Après le mal comme erreur, voyons le mal comme souffrance. La souffrance est-elle un mal, c'est-à-dire un désordre qui ne doit pas être? Au premier abord, il semble qu'il n'y ait rien de plus facile que d'en faire convenir chacun. On s'insurge contre la douleur avant même de s'insurger contre le péché; et l'erreur même, comparée à la souffrance, paraît un faible mal. Il n'y a rien à quoi nous soyons naturellement plus opposés, ni que nous fuyions d'un instinct plus constant, plus absolu, plus spontané. Le ferions-nous si elle était l'ordre, l'harmonie, la destination du cœur? Si l'homme était créé pour la souffrance, fuirait-il la souffrance? Évidemment non. Elle est donc contraire à la destination humaine; elle est un désordre qui ne doit pas être.
Mais ici intervient une difficulté: ceux-là même qui par l'instinct évitent la souffrance, en proclament les bienfaits par la raison. Elle a, elle a eu, elle aura toujours ses apologètes. Écoutons-les: «Qu'est-ce qui fait l'homme? L'énergie. Qu'est-ce qui produit l'énergie? La lutte. Qu'est-ce qui produit la lutte? La douleur. Supprimez dans une existence humaine toute douleur, vous supprimez toute lutte, tout développement d'énergie, et vous n'avez plus qu'une créature moralement étiolée.» Dans cet ordre d'idées l'apologie de toutes les souffrances les légitime non comme buts, mais comme moyens d'un but moral. «La guerre ne retrempe-t-elle pas les caractères? Les douceurs de la paix n'amollissent-elles pas les âmes? D'une manière générale, les calamités publiques n'ont-elles pas souvent des effets salutaires?» et n'apparaissent-elles pas, au sein de l'histoire, comme les conditions seules suffisantes de la moralité de la race? N'est-ce pas d'ordinaire la douleur qui ramène à Dieu, et n'est-ce point par la douleur, grâce à la douleur, que l'homme se convertit? Alfred de Musset, en écrivant les vers qui suivent, n'a-t-il pas exprimé une de ces vérités profondes qu'entrevoit et salue toute âme vraiment noble?

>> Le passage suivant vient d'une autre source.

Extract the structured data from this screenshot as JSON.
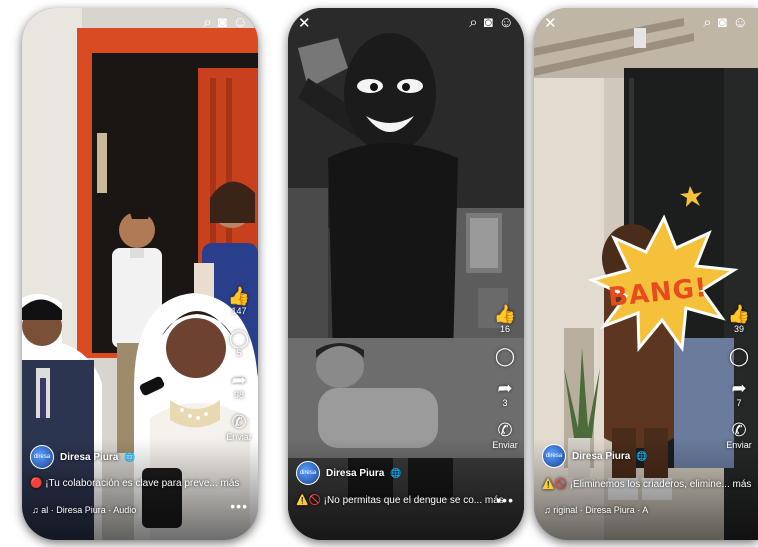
{
  "reels": [
    {
      "author": "Diresa Piura",
      "avatar_text": "diresa",
      "caption": "🔴 ¡Tu colaboración es clave para preve... más",
      "audio": "♫  al · Diresa Piura · Audio",
      "actions": [
        {
          "icon": "like-icon",
          "count": "147"
        },
        {
          "icon": "comment-icon",
          "count": "5"
        },
        {
          "icon": "share-icon",
          "count": "98"
        },
        {
          "icon": "whatsapp-icon",
          "count": "Enviar"
        }
      ]
    },
    {
      "author": "Diresa Piura",
      "avatar_text": "diresa",
      "caption": "⚠️🚫 ¡No permitas que el dengue se co... más",
      "actions": [
        {
          "icon": "like-icon",
          "count": "16"
        },
        {
          "icon": "comment-icon",
          "count": ""
        },
        {
          "icon": "share-icon",
          "count": "3"
        },
        {
          "icon": "whatsapp-icon",
          "count": "Enviar"
        }
      ]
    },
    {
      "author": "Diresa Piura",
      "avatar_text": "diresa",
      "caption": "⚠️🚫 ¡Eliminemos los criaderos, elimine... más",
      "audio": "♫  riginal · Diresa Piura · A",
      "bang_text": "BANG!",
      "actions": [
        {
          "icon": "like-icon",
          "count": "39"
        },
        {
          "icon": "comment-icon",
          "count": ""
        },
        {
          "icon": "share-icon",
          "count": "7"
        },
        {
          "icon": "whatsapp-icon",
          "count": "Enviar"
        }
      ]
    }
  ],
  "icons": {
    "search": "⌕",
    "camera": "◙",
    "profile": "☺",
    "close": "✕",
    "like": "👍",
    "comment": "◯",
    "share": "➦",
    "whatsapp": "✆",
    "more": "•••",
    "globe": "🌐"
  }
}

Si cela est vrai — et cela est vrai — il ne faudra pas nous étonner de trouver, çà et là dans l'histoire, des hommes chez lesquels se développe un véritable amour de la souffrance; des hommes qui aiment ou qui semblent aimer la douleur, non plus seulement comme moyen et à cause du résultat excellent qu'elle produit, mais en elle-même et pour elle-même; qui l'envisagent comme un bien en soi, si ce n'est d'une manière définitive, au moins pour la durée de l'existence terrestre. Le bouddhisme présente des exemples frappants de cet ascétisme; on en retrouve quelque chose dans la théologie catholique, et ailleurs.

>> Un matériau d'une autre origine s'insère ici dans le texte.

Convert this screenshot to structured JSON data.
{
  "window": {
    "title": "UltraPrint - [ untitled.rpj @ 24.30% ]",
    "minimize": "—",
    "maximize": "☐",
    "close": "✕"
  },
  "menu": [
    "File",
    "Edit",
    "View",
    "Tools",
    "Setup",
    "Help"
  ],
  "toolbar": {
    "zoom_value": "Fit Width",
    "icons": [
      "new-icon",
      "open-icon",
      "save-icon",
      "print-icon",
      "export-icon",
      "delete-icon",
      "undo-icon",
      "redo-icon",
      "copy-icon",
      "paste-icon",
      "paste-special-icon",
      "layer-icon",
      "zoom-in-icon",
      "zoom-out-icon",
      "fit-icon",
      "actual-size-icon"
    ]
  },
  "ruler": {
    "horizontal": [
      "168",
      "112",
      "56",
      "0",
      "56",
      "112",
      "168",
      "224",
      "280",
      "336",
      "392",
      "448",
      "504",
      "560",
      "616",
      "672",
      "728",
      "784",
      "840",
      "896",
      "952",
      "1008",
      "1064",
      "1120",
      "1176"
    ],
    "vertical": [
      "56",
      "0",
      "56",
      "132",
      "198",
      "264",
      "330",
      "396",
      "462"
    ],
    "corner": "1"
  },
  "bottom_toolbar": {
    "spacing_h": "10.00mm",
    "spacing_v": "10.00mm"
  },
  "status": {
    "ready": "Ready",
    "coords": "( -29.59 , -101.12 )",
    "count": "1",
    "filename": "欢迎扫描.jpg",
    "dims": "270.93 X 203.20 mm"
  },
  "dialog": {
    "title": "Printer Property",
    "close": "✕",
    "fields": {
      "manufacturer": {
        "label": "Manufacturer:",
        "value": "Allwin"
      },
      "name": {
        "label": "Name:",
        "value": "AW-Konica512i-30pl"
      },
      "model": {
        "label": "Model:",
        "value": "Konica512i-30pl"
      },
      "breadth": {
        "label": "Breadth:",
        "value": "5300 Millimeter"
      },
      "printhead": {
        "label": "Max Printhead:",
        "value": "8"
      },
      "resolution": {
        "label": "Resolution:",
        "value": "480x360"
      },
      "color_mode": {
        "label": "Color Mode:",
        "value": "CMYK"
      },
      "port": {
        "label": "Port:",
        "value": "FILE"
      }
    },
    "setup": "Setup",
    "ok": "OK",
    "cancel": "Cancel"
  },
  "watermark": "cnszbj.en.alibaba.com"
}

Comment donc après cela la souffrance et la douleur peuvent-elles être statuées un mal? Jésus-Christ, l'homme normal, n'a-t-il pas été «l'homme de douleurs»? Je remarque d'abord qu'en dehors du cas pathologique, où la souffrance est cherchée, voulue, aimée pour elle-même, elle n'est considérée comme un bien que relativement à un autre bien supérieur; et que ce bien, c'est le bien moral. Ce qui suppose trois choses également importantes: la première, c'est que le bien moral est seul bien en soi (suprématie de l'ordre moral); la deuxième, que ce bien moral n'est pas ou n'est pas encore réalisé (caractère imparfait et moralement mauvais de l'expérience actuelle); la troisième, c'est que la souffrance n'est que le moyen (un moyen bon) d'un but (meilleur) et que le but atteint, le moyen tombe (caractère temporaire et relatif de la souffrance, même bonne). — Qu'on analyse, en effet, et l'on verra toutes les apologies de la souffrance revenir, se résumer, à ces trois: la souffrance, un avertissement; la souffrance, un remède; la souffrance, une justice.

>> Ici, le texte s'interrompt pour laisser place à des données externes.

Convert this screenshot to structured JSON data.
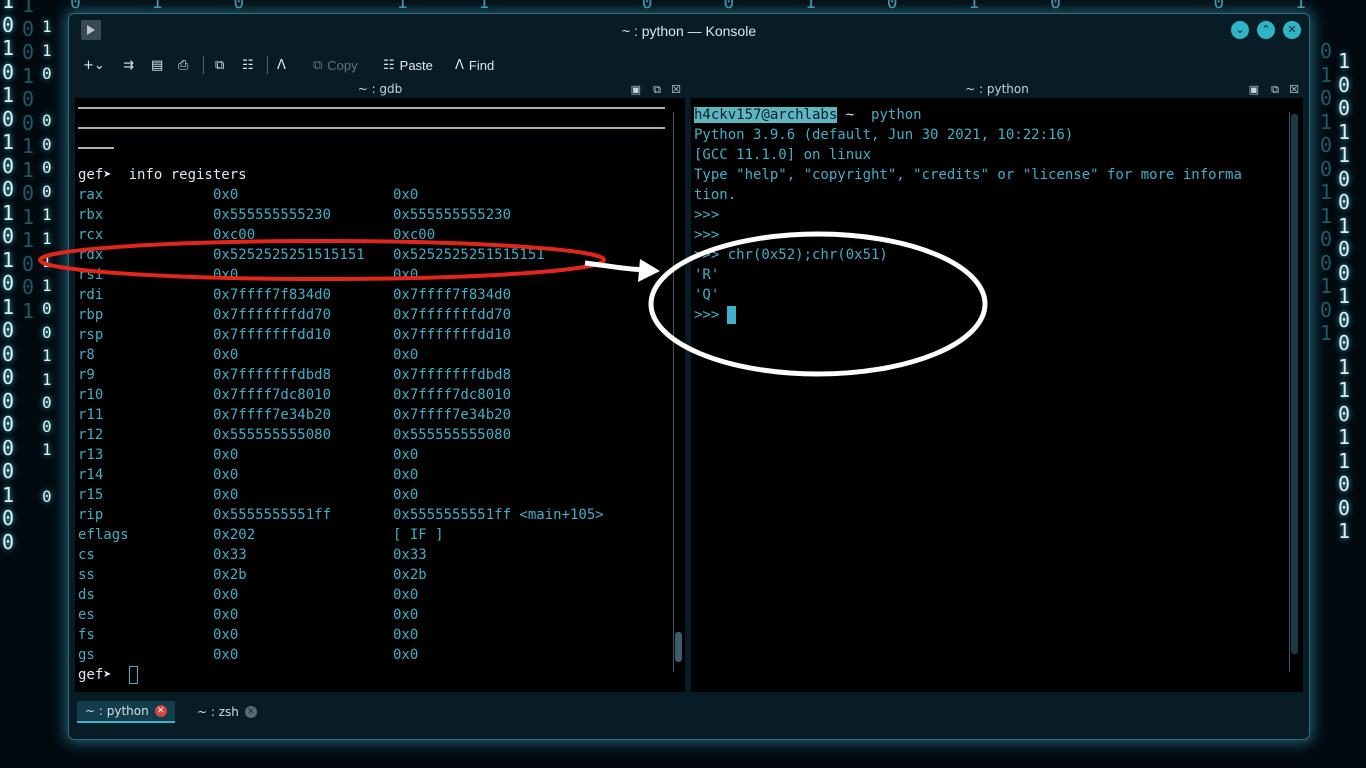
{
  "window": {
    "title": "~ : python — Konsole",
    "buttons": [
      "chevron-down",
      "chevron-up",
      "close"
    ]
  },
  "toolbar": {
    "new_tab_label": "+⌄",
    "copy_label": "Copy",
    "paste_label": "Paste",
    "find_label": "Find"
  },
  "left_pane": {
    "title": "~ : gdb",
    "command": "gef➤  info registers",
    "rows": [
      [
        "rax",
        "0x0",
        "0x0"
      ],
      [
        "rbx",
        "0x555555555230",
        "0x555555555230"
      ],
      [
        "rcx",
        "0xc00",
        "0xc00"
      ],
      [
        "rdx",
        "0x5252525251515151",
        "0x5252525251515151"
      ],
      [
        "rsi",
        "0x0",
        "0x0"
      ],
      [
        "rdi",
        "0x7ffff7f834d0",
        "0x7ffff7f834d0"
      ],
      [
        "rbp",
        "0x7fffffffdd70",
        "0x7fffffffdd70"
      ],
      [
        "rsp",
        "0x7fffffffdd10",
        "0x7fffffffdd10"
      ],
      [
        "r8",
        "0x0",
        "0x0"
      ],
      [
        "r9",
        "0x7fffffffdbd8",
        "0x7fffffffdbd8"
      ],
      [
        "r10",
        "0x7ffff7dc8010",
        "0x7ffff7dc8010"
      ],
      [
        "r11",
        "0x7ffff7e34b20",
        "0x7ffff7e34b20"
      ],
      [
        "r12",
        "0x555555555080",
        "0x555555555080"
      ],
      [
        "r13",
        "0x0",
        "0x0"
      ],
      [
        "r14",
        "0x0",
        "0x0"
      ],
      [
        "r15",
        "0x0",
        "0x0"
      ],
      [
        "rip",
        "0x5555555551ff",
        "0x5555555551ff <main+105>"
      ],
      [
        "eflags",
        "0x202",
        "[ IF ]"
      ],
      [
        "cs",
        "0x33",
        "0x33"
      ],
      [
        "ss",
        "0x2b",
        "0x2b"
      ],
      [
        "ds",
        "0x0",
        "0x0"
      ],
      [
        "es",
        "0x0",
        "0x0"
      ],
      [
        "fs",
        "0x0",
        "0x0"
      ],
      [
        "gs",
        "0x0",
        "0x0"
      ]
    ],
    "prompt": "gef➤"
  },
  "right_pane": {
    "title": "~ : python",
    "user_host": "h4ckv157@archlabs",
    "prompt_sep": " ~ ",
    "cmd": "python",
    "lines": [
      "Python 3.9.6 (default, Jun 30 2021, 10:22:16)",
      "[GCC 11.1.0] on linux",
      "Type \"help\", \"copyright\", \"credits\" or \"license\" for more informa",
      "tion.",
      ">>>",
      ">>>",
      ">>> chr(0x52);chr(0x51)",
      "'R'",
      "'Q'",
      ">>>"
    ]
  },
  "tabs": [
    {
      "label": "~ : python",
      "active": true
    },
    {
      "label": "~ : zsh",
      "active": false
    }
  ],
  "colors": {
    "accent": "#3fb0c8",
    "annotation_red": "#e2261b",
    "annotation_white": "#ffffff"
  }
}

La douleur est l'avertissement d'un désordre. Une maladie sans douleur, sans malaise, serait infiniment dangereuse. Le malade courrait à la mort sans le sentir, et sans éprouver le besoin, le désir, de la guéri-son. Ce qui est vrai de la maladie et de la souffrance physique, l'est à plus forte raison de la maladie morale. Ce qui est vrai de la maladie individuelle, l'est également de la maladie sociale. Point de réforme dans la conduite individuelle et la conduite sociale sans la souffrance qui en indique la nécessité. «Être averti d'un désordre pour avoir à le réparer cela est utile et bon.» Mais remarquez que la souffrance utile et bonne, comme avertissement, ne l'est que comme avertissement, c'est-à-dire comme moyen d'un but; comme moyen d'un but duquel elle ne fait point partie et dans lequel elle n'entre pas (puisque le but est précisément d'y échapper); qu'enfin la souffrance nécessaire dénonce un état de fait anormal, donc un désordre préalable, ou du moins un état de choses dans lequel ce qui doit être n'est pas encore, est en formation.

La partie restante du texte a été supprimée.